After being cooked, chicken bones become dry and brittle and can splinter more easily when chewed.
These splintered fragments can be extremely sharp and can lead to a raft of nasty injuries such as:
- Cuts to the mouth and gums
- Bones becoming lodged in the windpipe and causing suffocation
- Internal organs being cut or pierced which results in peritonitis (a life-threatening bacterial infection)
- Bones lodging inside the intestinal tract and creating a blockage
- Rectal bleeding due to the bones being passed
My Dog Has Just Eaten a Cooked Chicken Bone — Now What?
If your dog, like mine, is possessed of some inexplicable compulsion to swallow everything and anything it can hoover into its mouth, chances are that one day you will need to know the answer to this question.
If your dog eats cooked chicken bones, don’t panic. While this is not ideal, dogs have been chewing and digesting bones for millions of years, and that super-strong stomach acid we discussed at the start of this article, should help soften and break down any fragments.

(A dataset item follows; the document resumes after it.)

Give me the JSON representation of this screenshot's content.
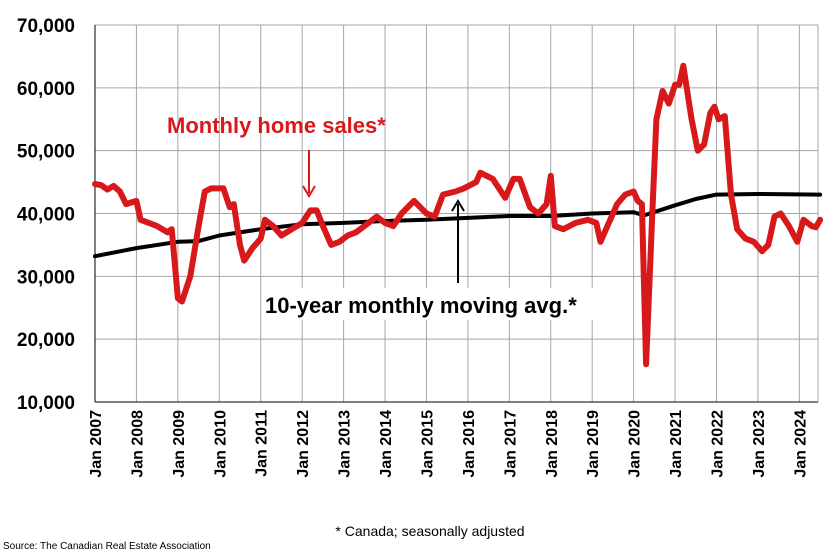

Occasionally however, issues may arise. Observe your dog closely over the next 12–48 hours and watch for the following symptoms:
- Excessive salivating and licking of the lips
- Signs of pain or discomfort (often indicated by an inability to sit still or an unwillingness to play)
- Shallow breathing
- Blood in the stool
If your dog exhibits any of these symptoms, take it to the vet immediately.
So can dogs eat chicken bones? The answer is yes, but they must be raw and you should keep an eye on your dog while it eats them.